- Turmakhand Rural Municipality
- Coordinates: 28°54′22″N 81°25′48″E﻿ / ﻿28.906°N 81.430°E
- Country: Nepal
- Province: Sudurpashchim Province
- District: Achham District

Government
- • Type: Local government
- • Chairperson: Dambar Bahadur BC
- • Administration Head: लोक बहादुर शाही (chief administrative officer)

Area
- • Total: 232.07 km^{2} (89.60 sq mi)

Population (2021 census)
- • Total: 24,440
- • Density: 105.3/km^{2} (272.8/sq mi)
- Time zone: UTC+05:45 (Nepal Standard Time)
- Website: Official website

= Turmakhand Rural Municipality =

Turmakhand (तुर्माखाँद) is a Rural Municipality in Achham District in the Sudurpashchim Province of far-western Nepal. Turmakhand has the population of 24,940. The area of Turmakhand is 232.07 km^{2}.

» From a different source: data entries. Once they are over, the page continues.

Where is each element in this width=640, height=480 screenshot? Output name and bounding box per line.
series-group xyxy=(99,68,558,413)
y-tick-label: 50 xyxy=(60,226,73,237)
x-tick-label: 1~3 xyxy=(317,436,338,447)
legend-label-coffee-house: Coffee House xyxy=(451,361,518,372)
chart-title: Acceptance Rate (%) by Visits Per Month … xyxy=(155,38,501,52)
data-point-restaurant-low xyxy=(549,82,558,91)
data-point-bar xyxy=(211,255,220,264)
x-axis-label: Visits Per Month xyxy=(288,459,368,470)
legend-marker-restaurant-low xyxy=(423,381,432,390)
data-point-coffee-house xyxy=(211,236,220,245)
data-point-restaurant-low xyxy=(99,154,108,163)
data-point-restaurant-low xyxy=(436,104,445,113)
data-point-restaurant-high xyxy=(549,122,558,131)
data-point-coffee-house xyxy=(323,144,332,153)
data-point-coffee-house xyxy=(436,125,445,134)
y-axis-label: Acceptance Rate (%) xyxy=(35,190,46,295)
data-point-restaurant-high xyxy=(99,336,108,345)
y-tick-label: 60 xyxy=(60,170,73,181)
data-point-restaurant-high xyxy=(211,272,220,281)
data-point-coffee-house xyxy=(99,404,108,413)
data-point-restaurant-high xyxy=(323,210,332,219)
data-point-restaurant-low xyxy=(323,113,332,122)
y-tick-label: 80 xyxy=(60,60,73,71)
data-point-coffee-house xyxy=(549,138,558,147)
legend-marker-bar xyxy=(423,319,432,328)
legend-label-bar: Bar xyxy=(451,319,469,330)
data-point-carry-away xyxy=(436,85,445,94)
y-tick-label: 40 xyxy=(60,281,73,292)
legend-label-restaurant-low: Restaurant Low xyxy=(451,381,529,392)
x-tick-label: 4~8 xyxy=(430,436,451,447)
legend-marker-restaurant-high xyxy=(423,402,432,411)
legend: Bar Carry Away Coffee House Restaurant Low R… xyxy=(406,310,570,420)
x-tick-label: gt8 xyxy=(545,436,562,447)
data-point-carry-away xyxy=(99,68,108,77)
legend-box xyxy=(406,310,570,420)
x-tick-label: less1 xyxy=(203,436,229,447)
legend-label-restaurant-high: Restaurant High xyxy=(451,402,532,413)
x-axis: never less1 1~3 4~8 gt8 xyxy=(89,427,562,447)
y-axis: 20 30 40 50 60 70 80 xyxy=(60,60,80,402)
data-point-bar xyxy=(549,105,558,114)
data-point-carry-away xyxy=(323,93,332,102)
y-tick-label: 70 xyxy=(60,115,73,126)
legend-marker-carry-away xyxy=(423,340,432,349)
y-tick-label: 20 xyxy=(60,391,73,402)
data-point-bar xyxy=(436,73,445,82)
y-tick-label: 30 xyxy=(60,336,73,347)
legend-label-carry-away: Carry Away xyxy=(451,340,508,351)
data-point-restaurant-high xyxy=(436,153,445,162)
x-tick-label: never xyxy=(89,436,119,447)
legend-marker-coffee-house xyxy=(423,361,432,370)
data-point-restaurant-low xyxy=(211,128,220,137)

It was formed by merging Bhairabsthan, Turmakhad, Nada, Raniban, Toshi and Dhamali VDCs.

The municipality was declared Chau Goth free in 2019 which is a tradition where women are forced to stay in a barn during her mensuration cycle.

==Demographics==
At the time of the 2011 Nepal census, Turmakhand Rural Municipality had a population of 24,782. Of these, 99.4% spoke Nepali, 0.5% Magar and 0.1% other languages as their first language.

In terms of ethnicity/caste, 46.8% were Chhetri, 14.3% Hill Brahmin, 14.1% Kami, 10.2% other Dalit, 7.5% Thakuri, 4.9% Damai/Dholi, 1.2% Majhi, 0.8% Magar, 0.1% Sarki and 0.2% others.

In terms of religion, 99.8% were Hindu and 0.2% were Buddhist.

In terms of literacy, 50.8% could read and write, 4.0% could only read, and 45.2% could neither read nor write.